Software, apps and physical models: Humanitas University experiments with a “hybrid” system for teaching Neurosurgery
A unique course for thesis and postgraduate students in Neurosurgery, in which students use both physical and virtual instruments. This is the innovation introduced in the Simulation Center of Humanitas University by Prof. Franco Servadei, Professor of Neurosurgery and President of the World Federation of Neurosurgical Societies, Prof. Federico Pessina, Associate Professor of Neurosurgery, and Dr. Maurizio Fornari, Head of the Neurosurgery Operational Unit at Humanitas Research Hospital.

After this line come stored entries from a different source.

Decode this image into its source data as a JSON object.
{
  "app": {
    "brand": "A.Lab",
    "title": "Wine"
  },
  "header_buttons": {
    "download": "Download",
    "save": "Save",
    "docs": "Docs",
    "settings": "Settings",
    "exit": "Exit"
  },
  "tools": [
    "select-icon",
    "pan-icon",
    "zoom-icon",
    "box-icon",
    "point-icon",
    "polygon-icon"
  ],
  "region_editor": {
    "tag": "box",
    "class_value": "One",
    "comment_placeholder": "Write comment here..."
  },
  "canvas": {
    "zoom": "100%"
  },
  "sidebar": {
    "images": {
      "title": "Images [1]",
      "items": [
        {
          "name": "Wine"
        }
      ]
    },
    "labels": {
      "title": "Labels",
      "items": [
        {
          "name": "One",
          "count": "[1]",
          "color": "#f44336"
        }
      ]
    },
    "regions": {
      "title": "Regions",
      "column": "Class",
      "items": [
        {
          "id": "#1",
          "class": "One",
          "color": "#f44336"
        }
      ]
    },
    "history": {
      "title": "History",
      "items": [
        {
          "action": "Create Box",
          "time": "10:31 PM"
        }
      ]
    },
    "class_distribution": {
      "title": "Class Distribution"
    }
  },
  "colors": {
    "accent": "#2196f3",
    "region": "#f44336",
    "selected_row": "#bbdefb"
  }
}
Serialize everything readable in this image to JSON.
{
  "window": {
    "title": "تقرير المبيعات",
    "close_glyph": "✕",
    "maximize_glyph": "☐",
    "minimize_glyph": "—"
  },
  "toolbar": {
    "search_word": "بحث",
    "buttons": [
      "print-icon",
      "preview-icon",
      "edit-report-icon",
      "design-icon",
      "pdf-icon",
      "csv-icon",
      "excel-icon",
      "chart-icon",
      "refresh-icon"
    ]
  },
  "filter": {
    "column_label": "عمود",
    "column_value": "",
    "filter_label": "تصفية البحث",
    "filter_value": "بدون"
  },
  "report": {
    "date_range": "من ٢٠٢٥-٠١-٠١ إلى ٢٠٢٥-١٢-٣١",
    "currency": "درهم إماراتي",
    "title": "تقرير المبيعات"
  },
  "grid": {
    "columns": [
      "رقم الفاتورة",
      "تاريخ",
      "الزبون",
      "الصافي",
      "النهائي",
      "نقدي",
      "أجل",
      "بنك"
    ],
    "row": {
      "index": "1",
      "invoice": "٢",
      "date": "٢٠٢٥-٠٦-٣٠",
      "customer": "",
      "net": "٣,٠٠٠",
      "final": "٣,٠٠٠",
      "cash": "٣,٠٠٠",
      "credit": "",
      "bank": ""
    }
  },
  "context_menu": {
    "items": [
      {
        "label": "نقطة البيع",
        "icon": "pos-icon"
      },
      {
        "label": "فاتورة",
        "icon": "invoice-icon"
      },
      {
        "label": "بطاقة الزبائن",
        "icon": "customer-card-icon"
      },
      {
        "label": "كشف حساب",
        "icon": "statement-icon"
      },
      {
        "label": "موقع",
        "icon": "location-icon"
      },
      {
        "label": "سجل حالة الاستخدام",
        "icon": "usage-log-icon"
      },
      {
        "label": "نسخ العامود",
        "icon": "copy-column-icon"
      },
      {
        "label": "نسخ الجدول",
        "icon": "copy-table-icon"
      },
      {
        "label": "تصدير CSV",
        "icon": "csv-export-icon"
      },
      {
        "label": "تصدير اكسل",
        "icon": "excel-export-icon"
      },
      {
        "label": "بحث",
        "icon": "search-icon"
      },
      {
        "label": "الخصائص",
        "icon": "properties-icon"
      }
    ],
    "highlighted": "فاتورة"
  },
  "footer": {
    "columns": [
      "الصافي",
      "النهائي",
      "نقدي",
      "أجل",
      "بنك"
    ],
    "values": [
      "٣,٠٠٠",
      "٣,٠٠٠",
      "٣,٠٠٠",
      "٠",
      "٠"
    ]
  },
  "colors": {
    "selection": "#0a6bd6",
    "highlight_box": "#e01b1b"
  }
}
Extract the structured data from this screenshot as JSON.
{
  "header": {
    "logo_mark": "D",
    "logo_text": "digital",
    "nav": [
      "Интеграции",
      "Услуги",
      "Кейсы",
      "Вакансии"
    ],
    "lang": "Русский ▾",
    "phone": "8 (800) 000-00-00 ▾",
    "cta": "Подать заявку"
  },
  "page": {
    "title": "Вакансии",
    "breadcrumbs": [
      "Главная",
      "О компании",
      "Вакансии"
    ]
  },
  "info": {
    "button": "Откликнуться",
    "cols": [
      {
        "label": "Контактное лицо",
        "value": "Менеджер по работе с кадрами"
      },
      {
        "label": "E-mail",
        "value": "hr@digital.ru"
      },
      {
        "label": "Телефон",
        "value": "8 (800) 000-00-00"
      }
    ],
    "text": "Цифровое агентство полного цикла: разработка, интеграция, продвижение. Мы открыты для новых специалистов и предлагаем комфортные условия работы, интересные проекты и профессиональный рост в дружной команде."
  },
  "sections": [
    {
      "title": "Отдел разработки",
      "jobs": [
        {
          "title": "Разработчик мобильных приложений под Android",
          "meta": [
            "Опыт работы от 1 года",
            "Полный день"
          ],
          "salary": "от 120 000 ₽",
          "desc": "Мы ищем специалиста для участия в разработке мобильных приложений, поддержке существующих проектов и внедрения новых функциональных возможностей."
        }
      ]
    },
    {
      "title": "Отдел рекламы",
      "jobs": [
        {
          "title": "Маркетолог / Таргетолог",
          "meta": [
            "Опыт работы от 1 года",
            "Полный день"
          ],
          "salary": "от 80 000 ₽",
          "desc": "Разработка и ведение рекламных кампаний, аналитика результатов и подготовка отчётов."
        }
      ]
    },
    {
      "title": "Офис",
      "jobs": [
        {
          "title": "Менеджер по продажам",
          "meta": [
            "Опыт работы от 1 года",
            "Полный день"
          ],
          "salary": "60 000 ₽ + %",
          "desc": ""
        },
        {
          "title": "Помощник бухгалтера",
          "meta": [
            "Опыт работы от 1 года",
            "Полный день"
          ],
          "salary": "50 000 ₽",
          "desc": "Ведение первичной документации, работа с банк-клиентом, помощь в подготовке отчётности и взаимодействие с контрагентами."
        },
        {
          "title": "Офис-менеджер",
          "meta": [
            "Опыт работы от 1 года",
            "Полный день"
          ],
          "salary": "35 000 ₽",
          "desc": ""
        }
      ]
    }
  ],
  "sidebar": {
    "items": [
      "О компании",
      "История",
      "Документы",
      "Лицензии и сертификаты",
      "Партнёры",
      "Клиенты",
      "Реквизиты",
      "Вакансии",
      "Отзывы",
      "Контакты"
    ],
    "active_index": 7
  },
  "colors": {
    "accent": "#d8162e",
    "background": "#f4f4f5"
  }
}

«The problem of teaching neurosurgical practice in the field, outside the operating theatre and the classic cadaver lab approach, has become increasingly relevant after the Covid emergency reduced the availability of operating theatres and almost cancelled the possibility of using cadavers in some cases», says Prof. Servadei. This is why new solutions are currently being considered, such as the newly born UpSurgeOn Academy, developed by UpSurgeOn an Italian start-up funded by the European Horizon 2020 programme. UpSurgeOn offers both a digital and a physical development system, aimed at creating highly accurate anatomical and surgical models. This specific course was born from the collaboration between Humanitas University and Dr. Federico Nicolosi, UpSurgeOn CEO and neurosurgeon at Humanitas Research Hospital.
«The course involved some final year students who are writing their thesis with us and who have been attending the Neurosurgery department for at least a year as well as Humanitas’ eight residents and four residents from Bicocca University, with whom we have close collaboration» the professor continues. The lab’s work was carried out through two types of anatomical models: one is a virtual model, visible from a smartphone, a tablet or a computer with a dedicated programme. The other is a physical model, with an anatomical consistency similar to that of the brain and showing all the brain structures which are useful for a surgical approach, particularly the vascular ones. This dual system is multifunctional; on one side students can work on the model and carry out practical tests such as placing a clip on an aneurysm, while on the other side they can study surgical approaches on the application with a device.
This innovation opens up new important prospects even beyond the Covid period. «The operating theatre will remain the cornerstone of surgical learning, while the classic cadaver lab model has high costs. Replacing it with a simulation laboratory is also very expensive» Prof. Servadei explains. «The hybrid system we are testing, on the other hand, has very low costs because no special equipment is needed, just a software. It also allows a direct approach without the need for cadavers. Lastly, it can be used for several students, even for normal teaching, and can therefore have an important role in developing countries where resources are limited.»
Even the World Federation of Neurosurgical Societies has shown interest in the project and is working to spread the system around the world.